Pular para o conteúdo principal

STF caminha para alterar regra do cálculo das sobras

O STF iniciou julgamento em plenário virtual, sobre três casos que questionam os critérios para distribuição das sobras das cadeiras no Congresso, na verdade, a chamada terceira fase de distribuição das vagas das sobras eleitorais; Os partidos que acionaram a Corte Maior pretendem que sejam incluídas todas as legendas que participaram das eleições, independentemente do quociente eleitoral alcançado.

As ações ficaram sob a relatoria do ministro Ricardo Lewandowski, que apresentou voto, considerando que a norma atual restringe a pluralidade dos partidos políticos, limitando a eleição de seus representantes, notadamente no sistema proporcional, violando os fundamentos de nosso Estado Democrático de Direito. Para o relator, todas as legendas e seus candidatos devem participar da distribuição das cadeiras remanescentes (sobra da sobra), independentemente de terem alcançado a exigência do percentual do quociente eleitoral, que se constituiria em uma cláusula de barreira, na prática; Para Lewandowski, no entanto, a norma só deve valer à partir de 2024.

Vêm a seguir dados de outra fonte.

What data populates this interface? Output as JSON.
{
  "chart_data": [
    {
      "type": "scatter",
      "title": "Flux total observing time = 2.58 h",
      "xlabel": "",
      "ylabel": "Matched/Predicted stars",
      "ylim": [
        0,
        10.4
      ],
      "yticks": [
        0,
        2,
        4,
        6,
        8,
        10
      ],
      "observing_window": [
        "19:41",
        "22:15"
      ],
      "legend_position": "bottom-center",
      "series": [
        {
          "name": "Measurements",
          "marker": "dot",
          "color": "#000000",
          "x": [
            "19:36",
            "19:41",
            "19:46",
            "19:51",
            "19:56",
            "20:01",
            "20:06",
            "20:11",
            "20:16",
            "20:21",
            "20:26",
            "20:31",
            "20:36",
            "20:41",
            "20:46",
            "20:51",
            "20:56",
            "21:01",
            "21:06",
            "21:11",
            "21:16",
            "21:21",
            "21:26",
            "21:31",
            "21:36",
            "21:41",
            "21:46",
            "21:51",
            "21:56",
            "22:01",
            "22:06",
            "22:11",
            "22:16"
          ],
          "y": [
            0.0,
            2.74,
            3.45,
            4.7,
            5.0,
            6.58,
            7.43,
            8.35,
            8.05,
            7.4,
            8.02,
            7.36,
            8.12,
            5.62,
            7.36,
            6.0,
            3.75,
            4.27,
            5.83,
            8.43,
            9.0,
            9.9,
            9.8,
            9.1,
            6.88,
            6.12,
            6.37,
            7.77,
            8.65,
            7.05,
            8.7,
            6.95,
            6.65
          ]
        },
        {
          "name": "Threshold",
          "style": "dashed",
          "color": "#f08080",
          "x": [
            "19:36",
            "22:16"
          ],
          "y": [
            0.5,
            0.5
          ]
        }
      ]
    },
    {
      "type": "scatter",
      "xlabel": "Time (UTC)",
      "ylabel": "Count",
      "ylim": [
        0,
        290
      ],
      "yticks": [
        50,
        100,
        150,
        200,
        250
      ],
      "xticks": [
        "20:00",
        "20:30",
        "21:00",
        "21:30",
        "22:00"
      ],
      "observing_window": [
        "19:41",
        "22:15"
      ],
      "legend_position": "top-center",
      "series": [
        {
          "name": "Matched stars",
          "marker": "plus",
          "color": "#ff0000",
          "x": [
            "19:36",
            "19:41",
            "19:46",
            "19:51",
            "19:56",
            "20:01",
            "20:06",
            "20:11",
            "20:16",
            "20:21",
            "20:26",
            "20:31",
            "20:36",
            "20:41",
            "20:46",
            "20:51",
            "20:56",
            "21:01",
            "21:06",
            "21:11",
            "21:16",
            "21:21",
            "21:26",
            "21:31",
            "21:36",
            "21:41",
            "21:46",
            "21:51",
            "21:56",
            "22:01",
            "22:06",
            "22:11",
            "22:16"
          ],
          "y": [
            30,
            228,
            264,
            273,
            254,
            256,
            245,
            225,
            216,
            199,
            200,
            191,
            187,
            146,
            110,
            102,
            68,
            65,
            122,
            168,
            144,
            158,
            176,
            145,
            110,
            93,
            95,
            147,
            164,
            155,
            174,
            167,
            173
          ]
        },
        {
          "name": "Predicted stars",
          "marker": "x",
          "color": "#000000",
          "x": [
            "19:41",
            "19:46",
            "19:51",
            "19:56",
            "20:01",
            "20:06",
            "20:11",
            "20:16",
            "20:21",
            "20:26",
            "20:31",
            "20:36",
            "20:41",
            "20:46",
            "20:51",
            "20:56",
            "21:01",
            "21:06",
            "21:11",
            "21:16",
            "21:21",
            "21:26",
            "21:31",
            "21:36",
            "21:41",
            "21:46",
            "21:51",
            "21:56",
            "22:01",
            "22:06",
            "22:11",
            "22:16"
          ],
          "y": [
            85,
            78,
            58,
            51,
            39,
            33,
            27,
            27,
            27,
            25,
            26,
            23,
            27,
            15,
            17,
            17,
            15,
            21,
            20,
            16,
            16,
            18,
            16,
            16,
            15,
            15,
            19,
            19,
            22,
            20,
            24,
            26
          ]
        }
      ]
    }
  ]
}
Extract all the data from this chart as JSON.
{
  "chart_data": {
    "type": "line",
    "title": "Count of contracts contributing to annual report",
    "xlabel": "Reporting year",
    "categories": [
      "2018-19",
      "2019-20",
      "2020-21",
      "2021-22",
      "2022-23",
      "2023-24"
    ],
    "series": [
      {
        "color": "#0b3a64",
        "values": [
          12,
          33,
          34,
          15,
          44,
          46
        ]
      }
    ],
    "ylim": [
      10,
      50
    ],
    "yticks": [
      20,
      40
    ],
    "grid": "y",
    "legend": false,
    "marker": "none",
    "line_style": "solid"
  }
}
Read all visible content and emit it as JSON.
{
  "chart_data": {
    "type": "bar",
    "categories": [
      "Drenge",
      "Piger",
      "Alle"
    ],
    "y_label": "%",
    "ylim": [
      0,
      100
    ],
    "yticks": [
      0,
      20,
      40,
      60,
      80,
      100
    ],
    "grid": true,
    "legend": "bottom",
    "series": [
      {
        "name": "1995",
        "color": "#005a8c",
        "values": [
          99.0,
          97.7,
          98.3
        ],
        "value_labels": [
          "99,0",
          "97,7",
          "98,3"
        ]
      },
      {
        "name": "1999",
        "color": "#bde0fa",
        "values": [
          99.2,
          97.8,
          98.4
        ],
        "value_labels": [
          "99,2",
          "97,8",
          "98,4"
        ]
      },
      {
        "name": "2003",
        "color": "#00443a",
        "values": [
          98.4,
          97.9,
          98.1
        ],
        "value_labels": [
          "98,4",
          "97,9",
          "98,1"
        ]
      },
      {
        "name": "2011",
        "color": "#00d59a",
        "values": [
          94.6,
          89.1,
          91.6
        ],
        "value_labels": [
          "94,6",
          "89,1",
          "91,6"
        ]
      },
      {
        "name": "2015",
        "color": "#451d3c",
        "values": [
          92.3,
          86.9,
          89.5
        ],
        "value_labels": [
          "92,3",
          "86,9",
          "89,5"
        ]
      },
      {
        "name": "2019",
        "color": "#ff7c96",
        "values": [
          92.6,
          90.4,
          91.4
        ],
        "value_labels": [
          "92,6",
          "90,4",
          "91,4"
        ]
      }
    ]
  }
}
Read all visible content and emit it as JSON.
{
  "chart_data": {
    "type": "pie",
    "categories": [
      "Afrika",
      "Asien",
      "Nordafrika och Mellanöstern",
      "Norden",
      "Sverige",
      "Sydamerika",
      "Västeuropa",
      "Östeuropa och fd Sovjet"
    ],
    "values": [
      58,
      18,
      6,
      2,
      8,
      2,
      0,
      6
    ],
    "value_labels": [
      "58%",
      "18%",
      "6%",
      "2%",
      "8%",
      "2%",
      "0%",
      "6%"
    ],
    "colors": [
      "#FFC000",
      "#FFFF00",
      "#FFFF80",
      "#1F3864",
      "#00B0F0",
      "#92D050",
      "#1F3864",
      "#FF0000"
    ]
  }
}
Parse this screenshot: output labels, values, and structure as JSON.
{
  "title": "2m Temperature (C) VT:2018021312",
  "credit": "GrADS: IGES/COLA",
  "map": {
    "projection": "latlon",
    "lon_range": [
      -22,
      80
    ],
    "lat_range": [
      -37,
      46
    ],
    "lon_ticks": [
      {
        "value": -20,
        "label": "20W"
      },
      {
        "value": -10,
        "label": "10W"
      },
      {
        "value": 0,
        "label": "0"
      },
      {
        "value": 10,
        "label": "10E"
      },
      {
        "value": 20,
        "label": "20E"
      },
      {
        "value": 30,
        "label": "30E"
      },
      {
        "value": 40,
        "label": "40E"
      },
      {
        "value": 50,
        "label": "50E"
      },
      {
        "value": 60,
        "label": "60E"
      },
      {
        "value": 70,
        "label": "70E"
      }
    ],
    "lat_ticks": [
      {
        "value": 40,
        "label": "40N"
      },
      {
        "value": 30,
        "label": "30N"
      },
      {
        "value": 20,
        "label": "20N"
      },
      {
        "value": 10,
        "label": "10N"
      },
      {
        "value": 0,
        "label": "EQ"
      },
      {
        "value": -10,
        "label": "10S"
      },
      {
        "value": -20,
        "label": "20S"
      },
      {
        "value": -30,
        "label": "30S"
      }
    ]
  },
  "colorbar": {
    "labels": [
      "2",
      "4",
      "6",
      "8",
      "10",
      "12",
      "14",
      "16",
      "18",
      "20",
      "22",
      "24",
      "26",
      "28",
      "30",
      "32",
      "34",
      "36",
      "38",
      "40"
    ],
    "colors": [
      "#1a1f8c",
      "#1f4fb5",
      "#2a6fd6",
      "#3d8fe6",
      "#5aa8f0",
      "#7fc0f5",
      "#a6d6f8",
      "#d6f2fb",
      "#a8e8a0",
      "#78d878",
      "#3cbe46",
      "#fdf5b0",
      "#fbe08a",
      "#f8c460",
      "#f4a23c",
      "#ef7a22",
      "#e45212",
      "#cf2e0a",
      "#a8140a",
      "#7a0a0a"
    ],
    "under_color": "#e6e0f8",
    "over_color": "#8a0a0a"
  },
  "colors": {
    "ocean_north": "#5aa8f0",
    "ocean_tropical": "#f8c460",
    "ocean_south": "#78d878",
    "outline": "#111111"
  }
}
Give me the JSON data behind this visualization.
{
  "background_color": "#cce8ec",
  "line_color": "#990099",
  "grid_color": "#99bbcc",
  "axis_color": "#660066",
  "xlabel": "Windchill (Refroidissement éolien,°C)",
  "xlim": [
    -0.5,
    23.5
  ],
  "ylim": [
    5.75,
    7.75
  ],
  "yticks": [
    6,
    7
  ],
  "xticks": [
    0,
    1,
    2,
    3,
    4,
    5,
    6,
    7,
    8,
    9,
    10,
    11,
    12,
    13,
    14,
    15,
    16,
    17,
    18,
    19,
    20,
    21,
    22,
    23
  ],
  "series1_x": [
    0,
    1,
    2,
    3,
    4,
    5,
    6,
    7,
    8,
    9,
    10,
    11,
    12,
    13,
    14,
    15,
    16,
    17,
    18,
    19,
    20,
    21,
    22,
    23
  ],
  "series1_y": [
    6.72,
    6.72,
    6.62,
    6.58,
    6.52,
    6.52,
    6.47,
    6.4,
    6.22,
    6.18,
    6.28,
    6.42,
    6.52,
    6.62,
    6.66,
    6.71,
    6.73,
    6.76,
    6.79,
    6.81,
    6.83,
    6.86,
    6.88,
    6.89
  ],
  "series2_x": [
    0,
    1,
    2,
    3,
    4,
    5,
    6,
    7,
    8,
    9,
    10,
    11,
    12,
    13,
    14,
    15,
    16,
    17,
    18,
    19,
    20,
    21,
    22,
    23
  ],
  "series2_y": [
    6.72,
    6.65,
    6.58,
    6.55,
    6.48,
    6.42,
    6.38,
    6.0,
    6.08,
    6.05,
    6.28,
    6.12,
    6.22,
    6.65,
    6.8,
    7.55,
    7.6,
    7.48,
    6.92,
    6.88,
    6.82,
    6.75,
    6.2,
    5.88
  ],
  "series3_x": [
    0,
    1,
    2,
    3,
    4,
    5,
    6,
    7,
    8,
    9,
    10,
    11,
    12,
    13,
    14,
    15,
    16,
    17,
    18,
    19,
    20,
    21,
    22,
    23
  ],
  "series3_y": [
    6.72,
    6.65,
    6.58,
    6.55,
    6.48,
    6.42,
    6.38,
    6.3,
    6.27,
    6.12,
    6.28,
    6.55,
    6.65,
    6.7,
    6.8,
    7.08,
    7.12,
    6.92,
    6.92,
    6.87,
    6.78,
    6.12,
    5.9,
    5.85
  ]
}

O objeto das ações é atacar a validade do inciso III do artigo 109 do Código Eleitoral, alterado pela Lei Federal n. 14.211/21, normatizada através da Resolução n. 23.677/21, do TSE. A norma diz que o partido, para ter direito a participar da distribuição das sobras das cadeiras destinadas ao cargo de deputado Federal, deve alcançar pelo menos 80% do quociente eleitoral, e que o candidato que tenha, no mínimo, obtido 20% do quociente em sua votação nominal.  Não atendidas as duas condições, as cadeiras restantes são distribuídas aos partidos que apresentarem as maiores médias, mas a norma atual restringiu que a maior média somente deve ser calculada entre os partidos que tenham obtido pelo menos 80% do Quociente Eleitoral.

Desde o Código Eleitoral de 1932, reiterado pelo de 1950 e depois, 1965 (Lei n. 4737), o seu artigo 106 estabeleceu que na fase inicial de distribuição de vagas, estas são conferidas pela divisão destas entre os partidos que alcançaram ou ultrapassaram o quociente eleitoral, por sua vez calculado no resultado do número de votos válidos dividido pelo número de cadeiras.

Lembremos que a Lei n. 12.211/21 alterou o Código Eleitoral e a Lei 9504/97 (a Lei das Eleições), para recepcionar em seu conteúdo da vedação constitucional de coligações nas eleições proporcionais e para fixar critérios para a participação dos partidos e dos candidatos na distribuição das vagas.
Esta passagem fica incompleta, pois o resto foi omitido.